The international safety standard on the biological evaluation of medical devices within a risk management process has undergone a lengthy and comprehensive revision. This blog post discusses the results.
It goes without saying that people need to be protected from the potential biological risks that could arise from the use of medical devices, yet the range of biological hazards is wide and complex.
With that in mind, and drawing on numerous international and national standards and guidelines, ISO produces a series of standards on how best to conduct the biological evaluation of medical devices. The series currently runs to 18 standards covering specific aspects of biological assessments and related tests. All are subject to regular review.
As part of that process, Part 1 – which was last published in 2009 – has undergone a full revision. The resulting standard has now been published as: BS EN ISO 10993-1:2020 Biological evaluation of medical devices - Part 1: Evaluation and testing within a risk management process.
What’s covered in this standard?
BS EN ISO 10993-1:2020 covers the biological evaluation of medical devices within a risk management process as part of the overall evaluation and development of each medical device.
It applies to the evaluation of materials and devices that are expected to have direct or indirect contact with a patient’s body during intended use. However note that it also applies to medical devices in direct or indirect contact with a device user’s body, if the device is intended to protect the user: e.g. surgical gloves and masks.
The standard covers all types of medical devices including active, non-active, implantable and non-implantable ones. It also gives guidelines on assessing biological hazards arising from risks such as that the device changes over time; or the risk that the device or a component breaks and in doing so exposes body tissue to new or novel materials.
The standard combines the review and evaluation of existing data from all sources with, where necessary, the selection and application of additional tests. This enables a full evaluation to be made of the biological responses of each medical device, relevant to its safety in use.
The standard also excludes hazards related to bacteria, moulds, yeasts, viruses, transmissible spongiform encephalopathy agents and other pathogens. So what’s now new?
Changes to the 2020 version
BS EN ISO 10993-1:2020 has been revised to reflect the fact that as our understanding of the basic mechanisms of host responses advances, we can minimize the number and exposure of test animals. To that end the revised standard gives preference to chemical, physical, morphological and topographical characterization testing and in vitro models wherever these methods produce equally relevant information to that obtained from live animal testing.

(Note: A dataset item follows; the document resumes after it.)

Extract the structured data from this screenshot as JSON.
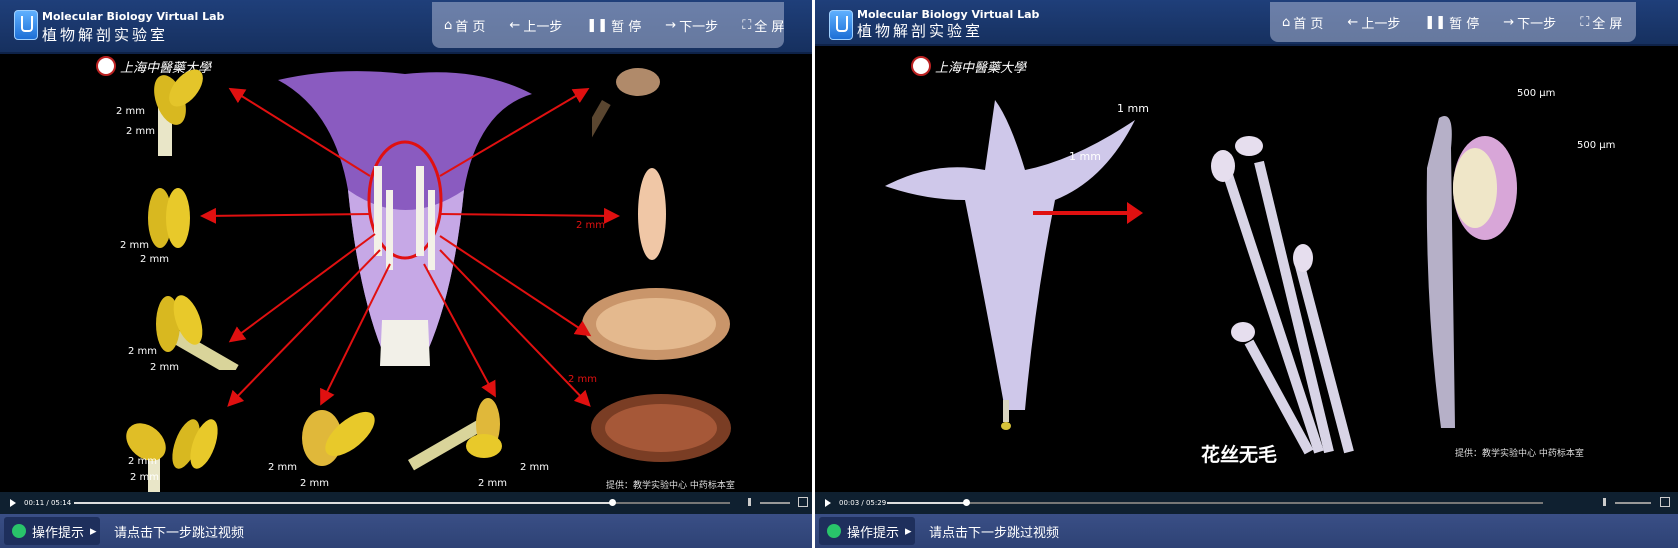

The specific changes to the standard therefore include a significantly revised Annex A that has been changed to include physical and/or chemical information as part of the endpoints to be addressed in a biological risk assessment. This information has now become a prerequisite for any risk assessment. As well, Annex B on guidance on the risk management process has been replaced with “Guidance on the conduct of biological evaluation within a risk management process”.

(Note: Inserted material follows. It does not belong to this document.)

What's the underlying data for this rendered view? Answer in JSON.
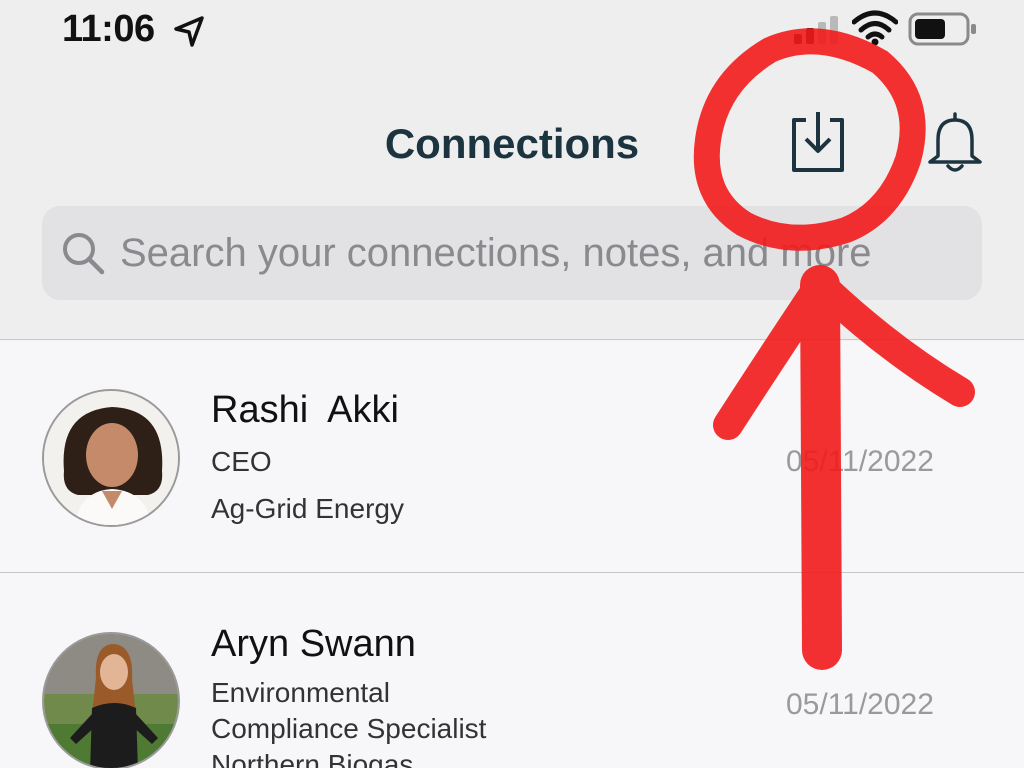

We’ve also introduced additional definitions for terms used throughout the BS EN ISO 10993 series; additional information on the evaluation of “Non-contacting medical devices”; new information on the evaluation of “Transitory-contacting medical devices; and additional information on the evaluation of nanomaterials and absorbable materials. We’ve also made significant editorial changes throughout the document to make it clearer and easier to use.
It’s not the intention of this document to provide a rigid set of pass/fail test methods that could either constrain the development of new devices or gives a false sense of security with others. The series is for use by qualified and experienced professionals who are able to interpret its requirements, taking all relevant factors into account.
In that way the standard and the series as a whole can provide the best approach to protecting people in contact with medical devices from biological risks.